A Divorce Court May Exclude Recurrent Gifts from Income for Calculating Child Support Where the Gifts Come from a Non-Family Member and the Party Does Not Work for the Gift

A divorce court may decide whether to consider gifts as income for purposes of calculating child support.

In this paternity action, mother requested child support from father four years after divorce.  Mother had no income, but a close friend and the child’s godfather paid mother’s monthly expenses.  Mother’s friend paid her housing expenses in Beverly Hills, for a nanny, credit card bills.  Mother also received money monthly deposits into her personal account.  Father’s divorce lawyer argued that mother’s support from her friends should constitute income for purposes of calculating child support, whereas, mother’s divorce lawyer argued that these “good Samaritans” helped mother, which should not abrogate father’s obligations to their child.  The divorce court found in favor of mother and father’s divorce lawyer filed an appeal. 

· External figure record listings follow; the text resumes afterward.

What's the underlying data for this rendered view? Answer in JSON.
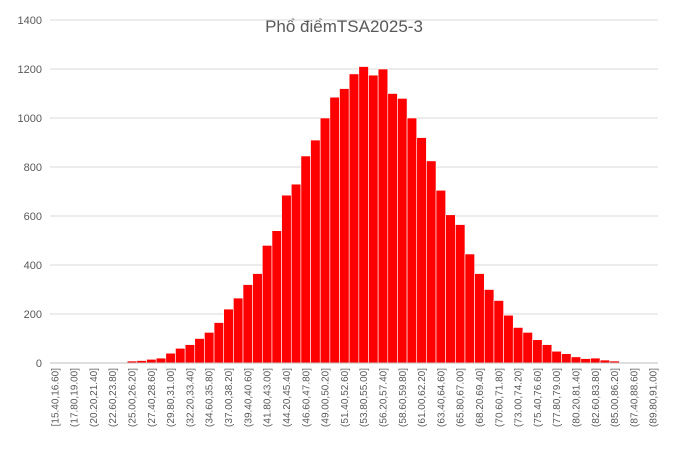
{
  "chart_data": {
    "type": "bar",
    "title": "Phổ điểmTSA2025-3",
    "xlabel": "",
    "ylabel": "",
    "ylim": [
      0,
      1400
    ],
    "yticks": [
      "0",
      "200",
      "400",
      "600",
      "800",
      "1000",
      "1200",
      "1400"
    ],
    "grid": true,
    "legend": "none",
    "bar_color": "#ff0000",
    "categories": [
      "[15.40,16.60]",
      "(16.60,17.80]",
      "(17.80,19.00]",
      "(19.00,20.20]",
      "(20.20,21.40]",
      "(21.40,22.60]",
      "(22.60,23.80]",
      "(23.80,25.00]",
      "(25.00,26.20]",
      "(26.20,27.40]",
      "(27.40,28.60]",
      "(28.60,29.80]",
      "(29.80,31.00]",
      "(31.00,32.20]",
      "(32.20,33.40]",
      "(33.40,34.60]",
      "(34.60,35.80]",
      "(35.80,37.00]",
      "(37.00,38.20]",
      "(38.20,39.40]",
      "(39.40,40.60]",
      "(40.60,41.80]",
      "(41.80,43.00]",
      "(43.00,44.20]",
      "(44.20,45.40]",
      "(45.40,46.60]",
      "(46.60,47.80]",
      "(47.80,49.00]",
      "(49.00,50.20]",
      "(50.20,51.40]",
      "(51.40,52.60]",
      "(52.60,53.80]",
      "(53.80,55.00]",
      "(55.00,56.20]",
      "(56.20,57.40]",
      "(57.40,58.60]",
      "(58.60,59.80]",
      "(59.80,61.00]",
      "(61.00,62.20]",
      "(62.20,63.40]",
      "(63.40,64.60]",
      "(64.60,65.80]",
      "(65.80,67.00]",
      "(67.00,68.20]",
      "(68.20,69.40]",
      "(69.40,70.60]",
      "(70.60,71.80]",
      "(71.80,73.00]",
      "(73.00,74.20]",
      "(74.20,75.40]",
      "(75.40,76.60]",
      "(76.60,77.80]",
      "(77.80,79.00]",
      "(79.00,80.20]",
      "(80.20,81.40]",
      "(81.40,82.60]",
      "(82.60,83.80]",
      "(83.80,85.00]",
      "(85.00,86.20]",
      "(86.20,87.40]",
      "(87.40,88.60]",
      "(88.60,89.80]",
      "(89.80,91.00]"
    ],
    "visible_xtick_labels": [
      "[15.40,16.60]",
      "(17.80,19.00]",
      "(20.20,21.40]",
      "(22.60,23.80]",
      "(25.00,26.20]",
      "(27.40,28.60]",
      "(29.80,31.00]",
      "(32.20,33.40]",
      "(34.60,35.80]",
      "(37.00,38.20]",
      "(39.40,40.60]",
      "(41.80,43.00]",
      "(44.20,45.40]",
      "(46.60,47.80]",
      "(49.00,50.20]",
      "(51.40,52.60]",
      "(53.80,55.00]",
      "(56.20,57.40]",
      "(58.60,59.80]",
      "(61.00,62.20]",
      "(63.40,64.60]",
      "(65.80,67.00]",
      "(68.20,69.40]",
      "(70.60,71.80]",
      "(73.00,74.20]",
      "(75.40,76.60]",
      "(77.80,79.00]",
      "(80.20,81.40]",
      "(82.60,83.80]",
      "(85.00,86.20]",
      "(87.40,88.60]",
      "(89.80,91.00]"
    ],
    "values": [
      0,
      0,
      0,
      0,
      0,
      1,
      3,
      2,
      8,
      10,
      15,
      20,
      40,
      60,
      75,
      100,
      125,
      165,
      220,
      265,
      320,
      365,
      480,
      540,
      685,
      730,
      845,
      910,
      1000,
      1085,
      1120,
      1180,
      1210,
      1175,
      1200,
      1100,
      1080,
      1000,
      920,
      825,
      705,
      605,
      565,
      445,
      365,
      300,
      255,
      195,
      145,
      125,
      95,
      75,
      48,
      38,
      25,
      18,
      20,
      12,
      8,
      2,
      1,
      0,
      0
    ]
  }
}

The Court of Appeal agreed with the divorce court because there was no evidence that the gifts resulted from mother’s labor and the lack of familial relationship between mother and friend. The Court of Appeal affirmed precedent stating recurrent gifts may be considered by the divorce court as income, but it is within the divorce court’s discretion. In this case, the Court of Appeal found the divorce court did not abuse its discretion.